David Cameron, Senior Manager, Research and Development at Toronto District School Board

We have 240,000 kids in the system, around 600 schools – it's a massive system, it moves a ton of people through it year to year.

For us, [coherence] means we're able to somehow deal with the the hierarchical nature of education in a way that helps get at the grounded nature of schooling and teaching. How do you grab information that's innovative in a particular school in the city and use that as part of your knowledge mobilization across a broader set of broader set of schools?

It's always a challenge for us, and the degrees to which we can capture a coherent feel – how you build those kinds of structures and strategies in a way that can be adaptive and flexible based on the kinds of practices and work that schools are doing.

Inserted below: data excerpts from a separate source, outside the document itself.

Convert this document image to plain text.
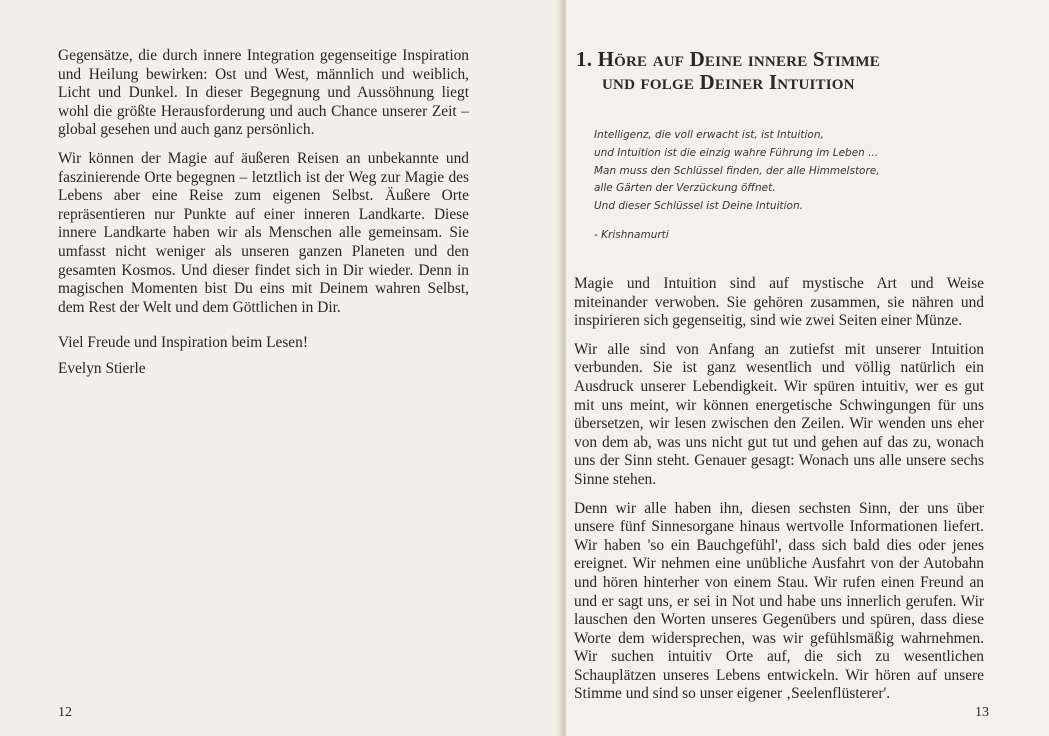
Gegensätze, die durch innere Integration gegenseitige Inspiration und Heilung bewirken: Ost und West, männlich und weiblich, Licht und Dunkel. In dieser Begegnung und Aussöhnung liegt wohl die größte Herausforderung und auch Chance unserer Zeit – global gesehen und auch ganz persönlich.

Wir können der Magie auf äußeren Reisen an unbekannte und faszinierende Orte begegnen – letztlich ist der Weg zur Magie des Lebens aber eine Reise zum eigenen Selbst. Äußere Orte repräsentieren nur Punkte auf einer inneren Landkarte. Diese innere Landkarte haben wir als Menschen alle gemeinsam. Sie umfasst nicht weniger als unseren ganzen Planeten und den gesamten Kosmos. Und dieser findet sich in Dir wieder. Denn in magischen Momenten bist Du eins mit Deinem wahren Selbst, dem Rest der Welt und dem Göttlichen in Dir.

Viel Freude und Inspiration beim Lesen!

Evelyn Stierle

12
1. Höre auf Deine innere Stimme
und folge Deiner Intuition
Intelligenz, die voll erwacht ist, ist Intuition,
und Intuition ist die einzig wahre Führung im Leben ...
Man muss den Schlüssel finden, der alle Himmelstore,
alle Gärten der Verzückung öffnet.
Und dieser Schlüssel ist Deine Intuition.
- Krishnamurti

Magie und Intuition sind auf mystische Art und Weise miteinander verwoben. Sie gehören zusammen, sie nähren und inspirieren sich gegenseitig, sind wie zwei Seiten einer Münze.

Wir alle sind von Anfang an zutiefst mit unserer Intuition verbunden. Sie ist ganz wesentlich und völlig natürlich ein Ausdruck unserer Lebendigkeit. Wir spüren intuitiv, wer es gut mit uns meint, wir können energetische Schwingungen für uns übersetzen, wir lesen zwischen den Zeilen. Wir wenden uns eher von dem ab, was uns nicht gut tut und gehen auf das zu, wonach uns der Sinn steht. Genauer gesagt: Wonach uns alle unsere sechs Sinne stehen.

Denn wir alle haben ihn, diesen sechsten Sinn, der uns über unsere fünf Sinnesorgane hinaus wertvolle Informationen liefert. Wir haben 'so ein Bauchgefühl', dass sich bald dies oder jenes ereignet. Wir nehmen eine unübliche Ausfahrt von der Autobahn und hören hinterher von einem Stau. Wir rufen einen Freund an und er sagt uns, er sei in Not und habe uns innerlich gerufen. Wir lauschen den Worten unseres Gegenübers und spüren, dass diese Worte dem widersprechen, was wir gefühlsmäßig wahrnehmen. Wir suchen intuitiv Orte auf, die sich zu wesentlichen Schauplätzen unseres Lebens entwickeln. Wir hören auf unsere Stimme und sind so unser eigener ‚Seelenflüsterer'.

13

Bernadette Smith, Superintendent, Innovation and International Programs, Peel District School Board

One way we have been creating coherence is by developing a multi-year strategic plan with four distinct goals having to do with student achievement, mental health and well-being, equity and inclusion and community engagement. Within each, priorities are based on the context-specific needs of the populations we serve.

“I have seen a transformation through the way we are articulating ourselves and building that coherency. At our last board meeting last night, a student trustee reflected, “Sitting in these board meetings this year, I truly know what's going on in this board and how dedicated you guys are.’ Out there, we're feeling it, there's things happening but just by setting that pace, it does then translate into that work. So coherence is a big word, and it is very difficult to establish.

As the summit came to a close, the theme of coherence—shared understanding, aligned strategies, and collective purpose—resonated clearly. The panel offered not just perspectives, but a shared commitment to the work ahead. With a renewed mandate for reciprocal partnership, OISE’s Research Partnership and Innovation team is poised to drive meaningful collaborations across education systems—locally and globally.